Always ready at port or sea

Boom deployed by Coast Guard Cutter Sycamore floats near the New St. Joseph, an 83-foot fishing tender, in Cordova, Alaska, May 30, 2015. The boom was deployed to contain oily-water after the crewmembers dewatered the vessel. U.S. Coast Guard photo

Boom deployed by Coast Guard Cutter Sycamore floats near the New St. Joseph, an 83-foot fishing tender, in Cordova, Alaska, May 30, 2015. The boom was deployed to contain oily-water after the crewmembers dewatered the vessel. U.S. Coast Guard photo

The 83-foot fishing tender New St. Joseph sat moored at the Cordova, Alaska, Harbor. The hull rested low in the water, the railing even with the dock. A crewmember who went to check on the vessel reported to Coast Guard Sector Anchorage watchstanders that the vessel was taking on water.

Watchstanders aboard the Coast Guard Cutter Sycamore, a 225-foot Seagoing buoy tender homeported in Cordova, also overheard the radio calls and responded with a dewatering pump.

Petty Officer 3rd Class Nicholas Haar, a damage controlman aboard the Coast Guard Cutter Sycamore, monitors a dewatering pump while aboard the fishing tender New St. Joseph in Cordova, Alaska, May 30, 2015. While moored in Cordova Harbor, the New St. Joseph reported that they were taking on water and requested Coast Guard assistance. U.S. Coast Guard photo

Petty Officer 3rd Class Nicholas Haar, a damage controlman aboard the Coast Guard Cutter Sycamore, monitors a dewatering pump while aboard the fishing tender New St. Joseph in Cordova, Alaska, May 30, 2015. While moored in Cordova Harbor, the New St. Joseph reported that they were taking on water and requested Coast Guard assistance. U.S. Coast Guard photo

Petty Officer 3rd Class Nicholas Haar, a damage controlman, and Seaman Brett Pierce, drove from the Sycamore’s berthing to Cordova Harbor to render assistance while the other watchstanders began calling off-duty crewmembers to assist.

“When I saw the engine room for the first time it looked like there was approximately 4-5 feet of water in the space,” said Haar.

Haar and Pierce quickly set the pump up and started dewatering the engine room.

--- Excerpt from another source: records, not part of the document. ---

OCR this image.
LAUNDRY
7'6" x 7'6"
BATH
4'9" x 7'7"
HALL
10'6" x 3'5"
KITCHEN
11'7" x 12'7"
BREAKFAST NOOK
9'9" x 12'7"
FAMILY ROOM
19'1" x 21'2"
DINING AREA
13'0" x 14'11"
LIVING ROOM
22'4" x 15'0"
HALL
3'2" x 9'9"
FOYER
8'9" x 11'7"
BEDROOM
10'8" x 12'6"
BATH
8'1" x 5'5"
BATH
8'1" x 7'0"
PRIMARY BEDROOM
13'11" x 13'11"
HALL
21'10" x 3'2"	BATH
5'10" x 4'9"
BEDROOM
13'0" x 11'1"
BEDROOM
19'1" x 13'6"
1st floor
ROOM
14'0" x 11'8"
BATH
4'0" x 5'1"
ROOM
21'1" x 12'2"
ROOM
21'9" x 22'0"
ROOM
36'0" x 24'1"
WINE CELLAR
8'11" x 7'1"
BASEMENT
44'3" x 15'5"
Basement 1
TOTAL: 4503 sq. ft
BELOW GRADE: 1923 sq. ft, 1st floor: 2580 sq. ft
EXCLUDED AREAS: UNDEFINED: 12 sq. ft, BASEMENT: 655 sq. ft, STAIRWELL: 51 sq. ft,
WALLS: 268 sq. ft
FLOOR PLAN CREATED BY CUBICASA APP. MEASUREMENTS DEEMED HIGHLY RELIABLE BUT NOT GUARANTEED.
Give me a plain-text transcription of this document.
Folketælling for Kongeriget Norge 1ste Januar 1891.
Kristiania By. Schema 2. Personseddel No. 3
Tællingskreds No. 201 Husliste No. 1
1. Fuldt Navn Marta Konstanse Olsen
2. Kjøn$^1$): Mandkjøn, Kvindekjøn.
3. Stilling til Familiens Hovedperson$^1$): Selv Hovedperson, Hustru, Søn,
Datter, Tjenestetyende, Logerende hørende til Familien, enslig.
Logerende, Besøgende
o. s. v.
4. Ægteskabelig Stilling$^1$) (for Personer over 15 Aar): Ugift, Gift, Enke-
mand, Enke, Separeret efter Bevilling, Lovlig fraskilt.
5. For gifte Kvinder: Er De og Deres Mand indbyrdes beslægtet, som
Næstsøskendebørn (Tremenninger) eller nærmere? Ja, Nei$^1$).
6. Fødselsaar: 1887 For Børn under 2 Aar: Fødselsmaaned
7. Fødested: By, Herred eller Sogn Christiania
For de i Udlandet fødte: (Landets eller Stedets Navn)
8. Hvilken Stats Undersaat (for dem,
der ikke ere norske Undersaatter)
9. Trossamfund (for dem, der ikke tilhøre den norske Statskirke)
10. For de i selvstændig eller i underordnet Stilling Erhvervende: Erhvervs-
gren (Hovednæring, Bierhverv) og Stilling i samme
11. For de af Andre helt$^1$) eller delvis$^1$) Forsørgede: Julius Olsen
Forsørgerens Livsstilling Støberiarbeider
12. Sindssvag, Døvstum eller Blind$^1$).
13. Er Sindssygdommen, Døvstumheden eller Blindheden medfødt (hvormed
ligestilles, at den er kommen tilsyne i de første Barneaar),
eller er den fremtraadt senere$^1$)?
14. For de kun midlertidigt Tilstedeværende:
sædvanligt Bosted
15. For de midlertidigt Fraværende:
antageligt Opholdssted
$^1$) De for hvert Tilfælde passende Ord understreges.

The harbormaster and a good Samaritan set up pumps in the fish hold and the bilge.

“The level of water had gone down close to a foot within a short time of starting the pump,” said Haar.

As the water receded, six off-duty Sycamore crewmembers arrived at the harbor. They helped the harbormaster deploy boom around the New St. Joseph in order to trap any oily-water that may have been discharged from the engine room and mitigate damage to the environment.

“The crew was greatly helpful,” said Tony Schinella, the Cordova harbormaster. “They had a stronger pump than we had which made the process a lot faster.”

Coast Guard Cutter Sycamore crewmembers involved in the dewatering of the vessel, New St. Joseph, in Cordova, Alaska, gather on the stern of the Sycamore while underway, June 3, 2015. The crewmembers responded after the crew of the New St. Joesph requested assistance while moored in Cordova Harbor. U.S. Coast Guard photo

Coast Guard Cutter Sycamore crewmembers involved in the dewatering of the vessel, New St. Joseph, in Cordova, Alaska, gather on the stern of the Sycamore while underway, June 3, 2015. The crewmembers responded after the crew of the New St. Joesph requested assistance while moored in Cordova Harbor. U.S. Coast Guard photo

When the water levels descended below the deck of the engine room, Chief Petty Officer Daniel Clark, a machinery technician and one of the responding off-duty crewmembers, shut off the pump and began looking for where the water was entering the vessel.

Clark found that the bilge pump system was disconnected and water was entering through the discharge opening. The crew of New St. Joseph was able to repair the damaged system, and pump the remaining water out of the bilge.

“Chief Clark gave the order to start packing up our gear and head back to the cutter,” said Haar. “When we left, the New St. Joseph was sitting a lot higher out of the water and the railing sat 2-3 feet higher than the dock.”

“This crew embodies the Coast Guard’s motto “Semper Paratus; Always Ready,” said Lt. Cmdr. James Jarnac, the commanding officer of the Sycamore. “Their actions show their commitment to helping the maritime community both on and off duty.”